Storage Stability: XNBR compounds have a limited shelf life (typically recommended for use within 24 hours) because carboxyl groups slowly react with metal oxides at ambient temperatures, causing Mooney viscosity to rise progressively.
Acid Acceptor Selection: Use magnesium oxide for enhanced heat resistance, or zinc oxide for better scorch safety, depending on the specific performance target.

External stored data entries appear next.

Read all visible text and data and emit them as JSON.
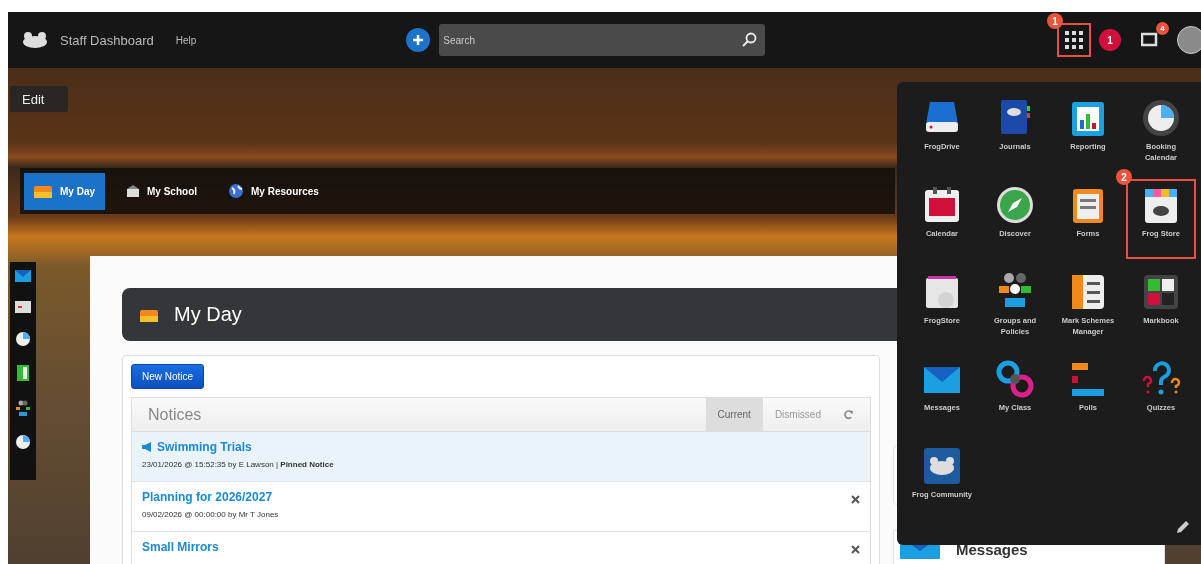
{
  "top_bar": {
    "title": "Staff Dashboard",
    "help": "Help",
    "search": {
      "placeholder": "Search"
    },
    "apps_button": {
      "highlighted": true,
      "step": "1"
    },
    "notifications": {
      "count": "1"
    },
    "messages": {
      "count": "4"
    }
  },
  "edit_button": "Edit",
  "nav_tabs": [
    {
      "label": "My Day",
      "selected": true
    },
    {
      "label": "My School",
      "selected": false
    },
    {
      "label": "My Resources",
      "selected": false
    }
  ],
  "page_title": "My Day",
  "notices": {
    "new_button": "New Notice",
    "title": "Notices",
    "tabs": [
      {
        "label": "Current",
        "selected": true
      },
      {
        "label": "Dismissed",
        "selected": false
      }
    ],
    "items": [
      {
        "title": "Swimming Trials",
        "meta": "23/01/2026 @ 15:52:35 by E Lawson | **Pinned Notice**",
        "pinned": true
      },
      {
        "title": "Planning for 2026/2027",
        "meta": "09/02/2026 @ 00:00:00 by Mr T Jones",
        "pinned": false
      },
      {
        "title": "Small Mirrors",
        "pinned": false
      }
    ]
  },
  "messages_widget": {
    "title": "Messages"
  },
  "app_menu": {
    "apps": [
      {
        "label": "FrogDrive",
        "highlighted": false
      },
      {
        "label": "Journals",
        "highlighted": false
      },
      {
        "label": "Reporting",
        "highlighted": false
      },
      {
        "label": "Booking Calendar",
        "highlighted": false
      },
      {
        "label": "Calendar",
        "highlighted": false
      },
      {
        "label": "Discover",
        "highlighted": false
      },
      {
        "label": "Forms",
        "highlighted": false
      },
      {
        "label": "Frog Store",
        "highlighted": true,
        "step": "2"
      },
      {
        "label": "FrogStore",
        "highlighted": false
      },
      {
        "label": "Groups and Policies",
        "highlighted": false
      },
      {
        "label": "Mark Schemes Manager",
        "highlighted": false
      },
      {
        "label": "Markbook",
        "highlighted": false
      },
      {
        "label": "Messages",
        "highlighted": false
      },
      {
        "label": "My Class",
        "highlighted": false
      },
      {
        "label": "Polls",
        "highlighted": false
      },
      {
        "label": "Quizzes",
        "highlighted": false
      },
      {
        "label": "Frog Community",
        "highlighted": false
      }
    ]
  }
}
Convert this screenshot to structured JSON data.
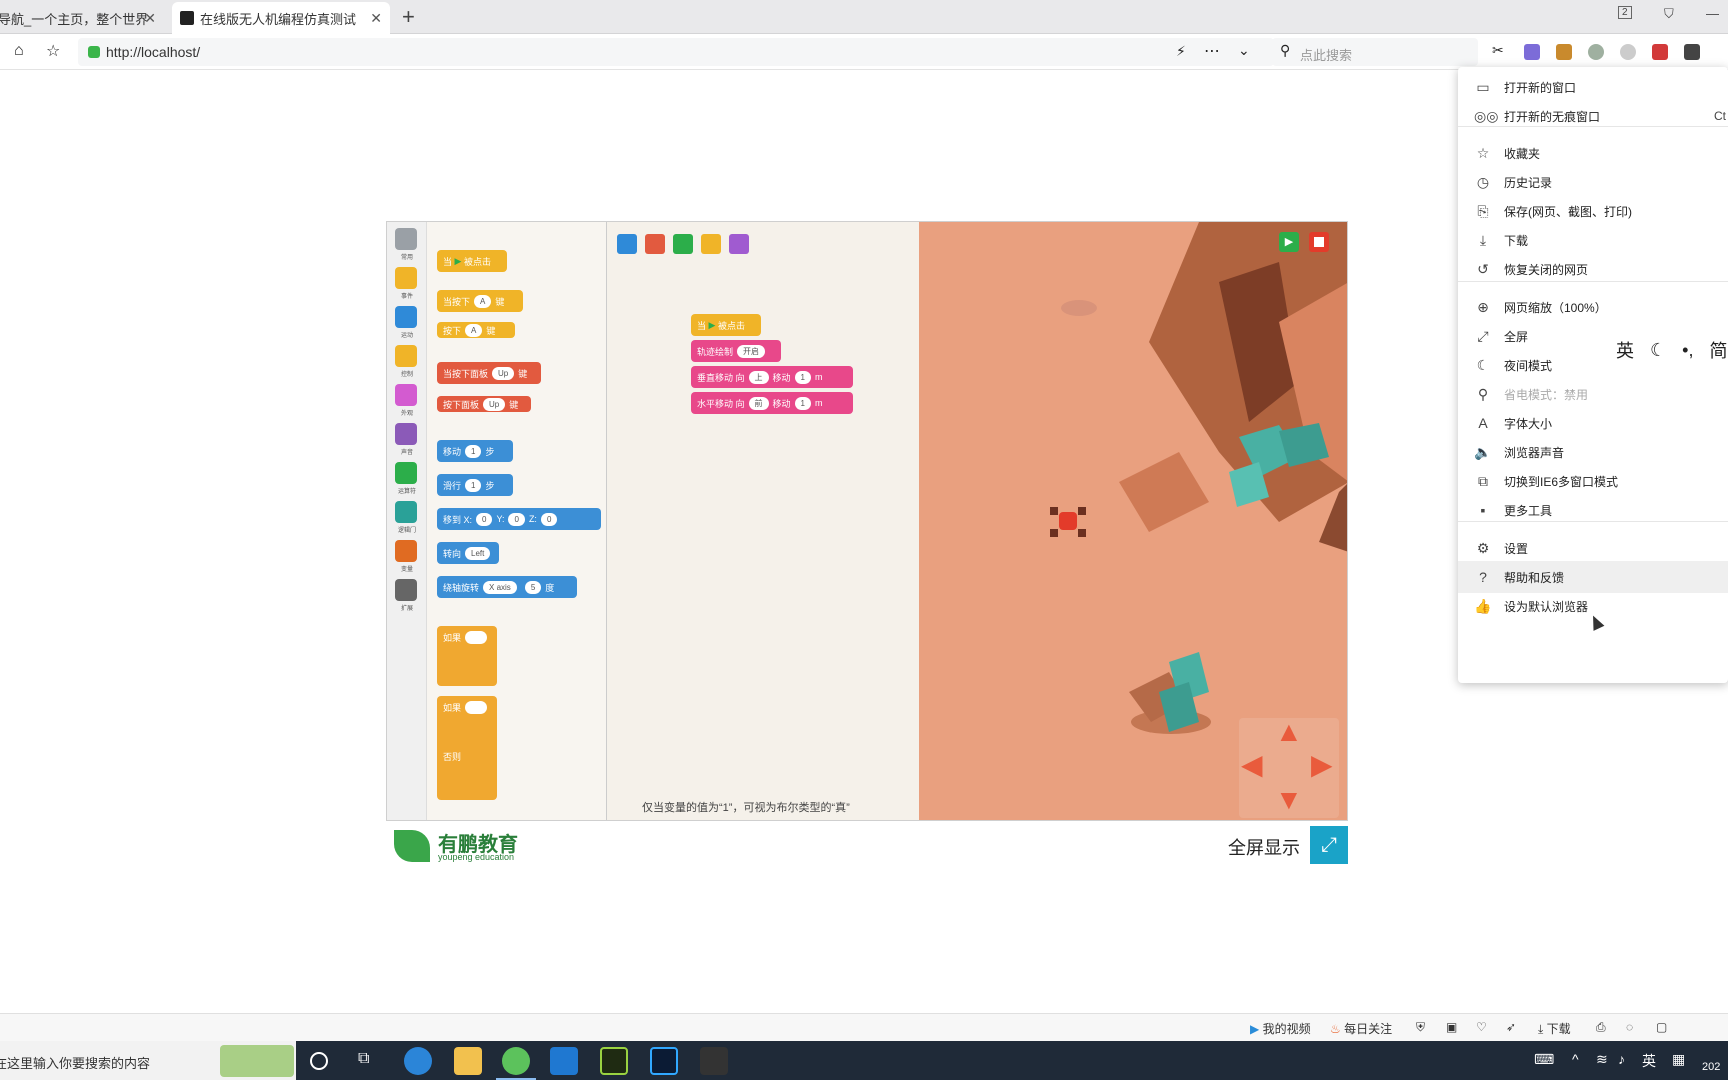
{
  "tabs": [
    {
      "title": "导航_一个主页，整个世界",
      "active": false
    },
    {
      "title": "在线版无人机编程仿真测试",
      "active": true
    }
  ],
  "tab_counter": "2",
  "address": {
    "url": "http://localhost/"
  },
  "search": {
    "placeholder": "点此搜索"
  },
  "page": {
    "categories": [
      "常用",
      "事件",
      "运动",
      "控制",
      "外观",
      "声音",
      "运算符",
      "逻辑门",
      "变量",
      "扩展"
    ],
    "toolbox_blocks": [
      {
        "text": "当",
        "extra": "被点击"
      },
      {
        "text": "当按下",
        "pill": "A",
        "extra": "键"
      },
      {
        "text": "按下",
        "pill": "A",
        "extra": "键"
      },
      {
        "text": "当按下面板",
        "pill": "Up",
        "extra": "键"
      },
      {
        "text": "按下面板",
        "pill": "Up",
        "extra": "键"
      },
      {
        "text": "移动",
        "pill": "1",
        "extra": "步"
      },
      {
        "text": "滑行",
        "pill": "1",
        "extra": "步"
      },
      {
        "text": "移到 X:",
        "pill": "0",
        "extra": "Y:",
        "pill2": "0",
        "extra2": "Z:",
        "pill3": "0"
      },
      {
        "text": "转向",
        "pill": "Left"
      },
      {
        "text": "绕轴旋转",
        "pill": "X axis",
        "pill2": "5",
        "extra2": "度"
      },
      {
        "text": "如果"
      },
      {
        "text": "如果"
      },
      {
        "text": "否则"
      }
    ],
    "workspace_blocks": [
      {
        "text": "当",
        "extra": "被点击"
      },
      {
        "text": "轨迹绘制",
        "pill": "开启"
      },
      {
        "text": "垂直移动 向",
        "pill": "上",
        "extra": "移动",
        "pill2": "1",
        "extra2": "m"
      },
      {
        "text": "水平移动 向",
        "pill": "前",
        "extra": "移动",
        "pill2": "1",
        "extra2": "m"
      }
    ],
    "hint": "仅当变量的值为“1”，可视为布尔类型的“真”",
    "logo_cn": "有鹏教育",
    "logo_en": "youpeng education",
    "fullscreen_label": "全屏显示"
  },
  "menu": {
    "items": [
      {
        "icon": "window-icon",
        "label": "打开新的窗口"
      },
      {
        "icon": "incognito-icon",
        "label": "打开新的无痕窗口",
        "shortcut": "Ct"
      },
      {
        "icon": "star-list-icon",
        "label": "收藏夹"
      },
      {
        "icon": "clock-icon",
        "label": "历史记录"
      },
      {
        "icon": "save-icon",
        "label": "保存(网页、截图、打印)"
      },
      {
        "icon": "download-icon",
        "label": "下载"
      },
      {
        "icon": "restore-icon",
        "label": "恢复关闭的网页"
      },
      {
        "icon": "zoom-icon",
        "label": "网页缩放（100%）"
      },
      {
        "icon": "fullscreen-icon",
        "label": "全屏"
      },
      {
        "icon": "moon-icon",
        "label": "夜间模式"
      },
      {
        "icon": "plug-icon",
        "label": "省电模式：禁用",
        "disabled": true
      },
      {
        "icon": "font-icon",
        "label": "字体大小"
      },
      {
        "icon": "speaker-icon",
        "label": "浏览器声音"
      },
      {
        "icon": "ie-window-icon",
        "label": "切换到IE6多窗口模式"
      },
      {
        "icon": "toolbox-icon",
        "label": "更多工具"
      },
      {
        "icon": "gear-icon",
        "label": "设置"
      },
      {
        "icon": "help-icon",
        "label": "帮助和反馈",
        "highlighted": true
      },
      {
        "icon": "thumb-icon",
        "label": "设为默认浏览器"
      }
    ]
  },
  "ime": {
    "lang": "英",
    "punct": "•,",
    "mode": "简"
  },
  "statusbar": {
    "my_video": "我的视频",
    "daily": "每日关注",
    "download": "下载"
  },
  "taskbar": {
    "search_text": "在这里输入你要搜索的内容",
    "ime_lang": "英",
    "clock": "202"
  }
}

5. Commercial Grades & Selection Guide
Major global suppliers include Lanxess (Perbunan® XNBR series) and Zeon Corporation (Nipol® XNBR series). Grades are primarily differentiated by Acrylonitrile (ACN) content:
| ACN Content | Characteristics | Typical Use Case |
|---|---|---|
| Medium-High (33%–39%) | Standard general-purpose grade; best balance of oil resistance and wear resistance. | Most industrial seals and rollers. |
| High (40%+) | Maximum oil/fuel resistance; poorest low-temperature flexibility. | High-temperature fuel systems. |
| Low (≤28%) | Better low-temperature performance; reduced oil resistance. | Cold-environment dynamic seals. |
Summary Recommendation
Choose XNBR when your application demands extremely high resistance to wear and high physical strength, and when the service environment is free from prolonged water immersion and extreme cold. It offers a compelling cost-performance balance compared to PU and heavily reinforced NBR.